Venezien: Der Drang nach Unabhängigkeit wächst

Italiens Norden ist schon lange ziemlich kritisch, was den italienischen Gesamtstaat und die Regierung in Rom betrifft. Nach der Online-Umfrage im Frühjahr, bei der sich ein Großteil der Venetier für die Loslösung von Rom ausgesprochen hat, ist der Rückenwind für die Organisatoren weiter angewachsen. Hohe Steuern und die grassierende Rezession in Italien tun ihr Übriges dazu.

Von Marco Maier

Proteste der Bevölkerung gegen die hohe Steuerlast, das verschwenderische Rom und den "faulen Süden" gehören in Norditalien inzwischen mehr oder weniger schon zur Tagesordnung. Der produktive Norden fühlt sich als Melkkuh der Nation, was angesichts der inneritalienischen Umverteilung (ähnlich dem deutschen Länderfinanzausgleich, bei dem Bayern inzwischen die Hauptlast trägt) durchaus stimmt. Doch die Unternehmen leiden zunehmend unter der steuerlichen Belastung und der Bürokratie, welche die internationale Wettbewerbsfähigkeit immer weiter einschränken.

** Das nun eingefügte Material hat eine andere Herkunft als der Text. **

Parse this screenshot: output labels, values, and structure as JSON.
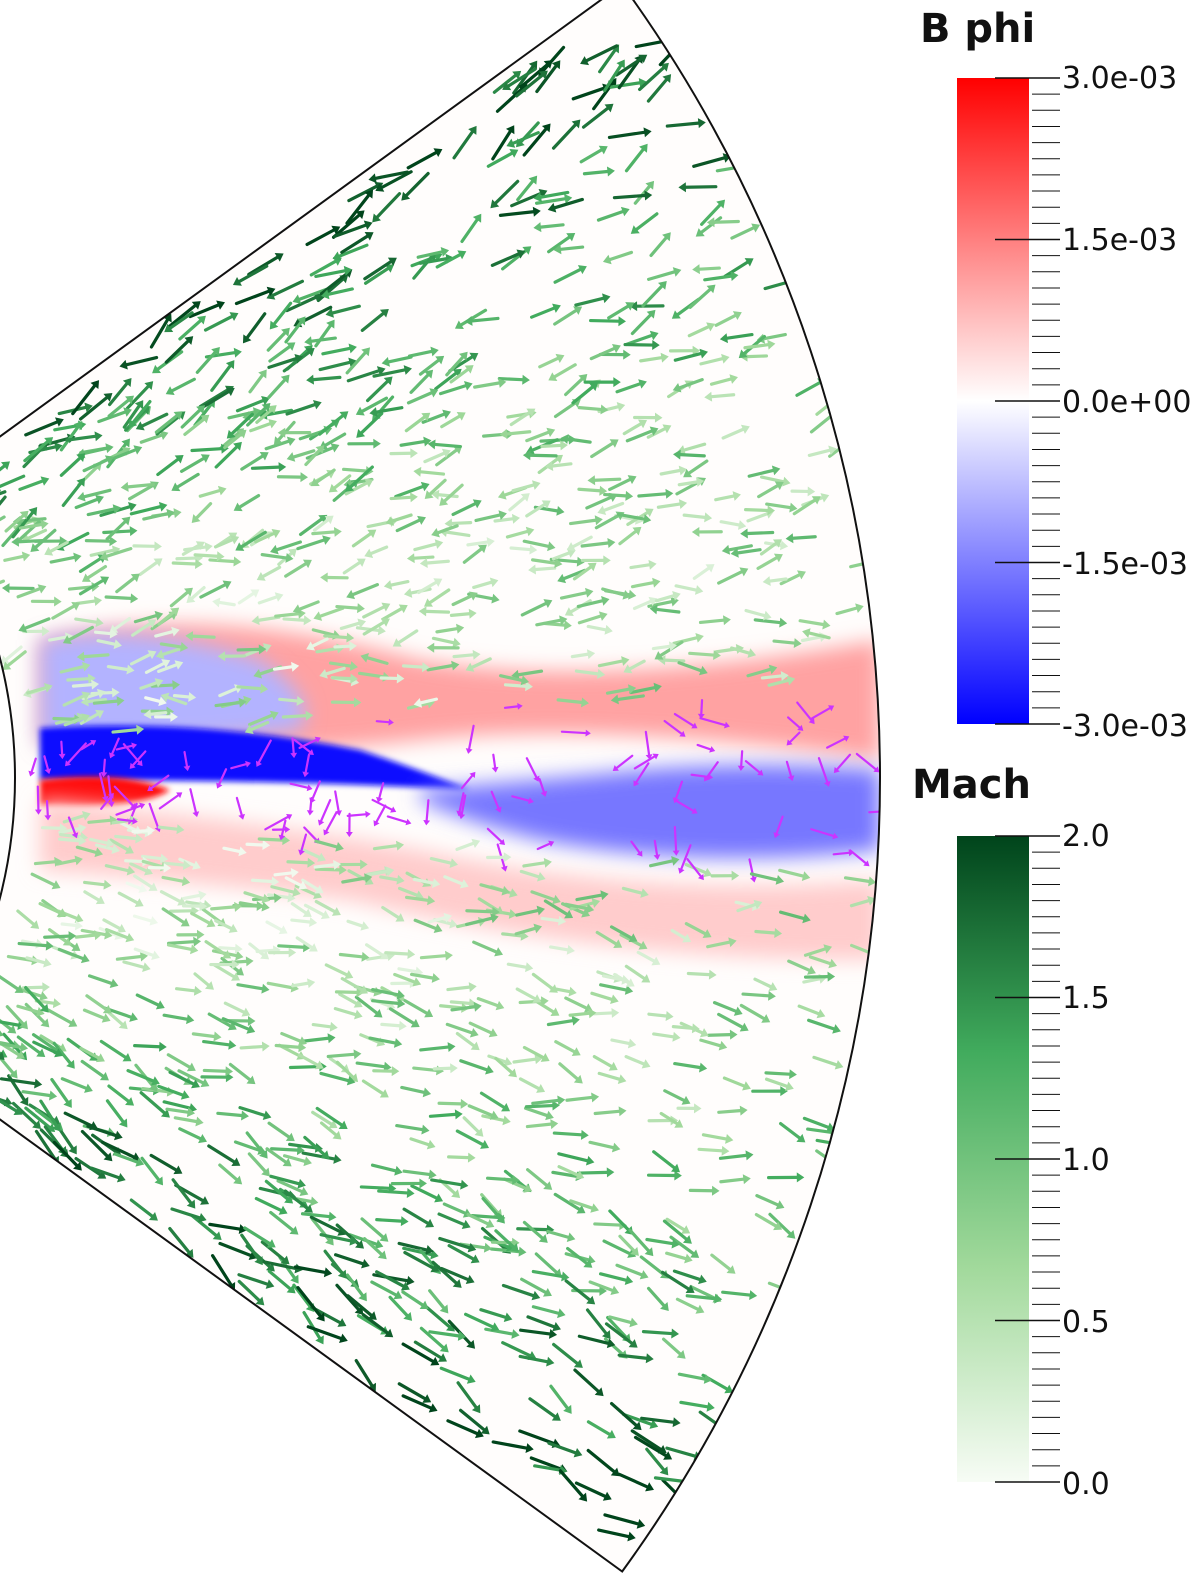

Das unverbindliche Referendum vom März (wir berichteten) stieß auf großes Interesse. Von den rund drei Vierteln der Gesamtbevölkerung die daran teilnahmen, sprach sich der Großteil für die Unabhängigkeit von Italien aus. Und der Druck der Bevölkerung und der regional verwurzelten Unternehmen auf die Initiatoren und Organisatoren wächst. Italien steckt mitten in einer Rezession, die auch vor dem recht wohlhabenden Norden nicht Halt macht. Damit nimmt die Unzufriedenheit mit dem italienischen Staat immer weiter zu.

Selbst wenn die italienische Verfassung keine Abspaltung von Regionen vorsieht, so pochen die Separatisten auf das Völkerrecht, welches über dem nationalen Recht steht. Den Volkswillen könne man nicht ignorieren, nicht einmal ein Gericht, so die Organisatoren. Dementsprechend kritisch beurteilen sie auch die Haltung des spanischen Verfassungsgerichts, welches das Unabhängigkeitsreferendum in Katalonien aussetzen ließen.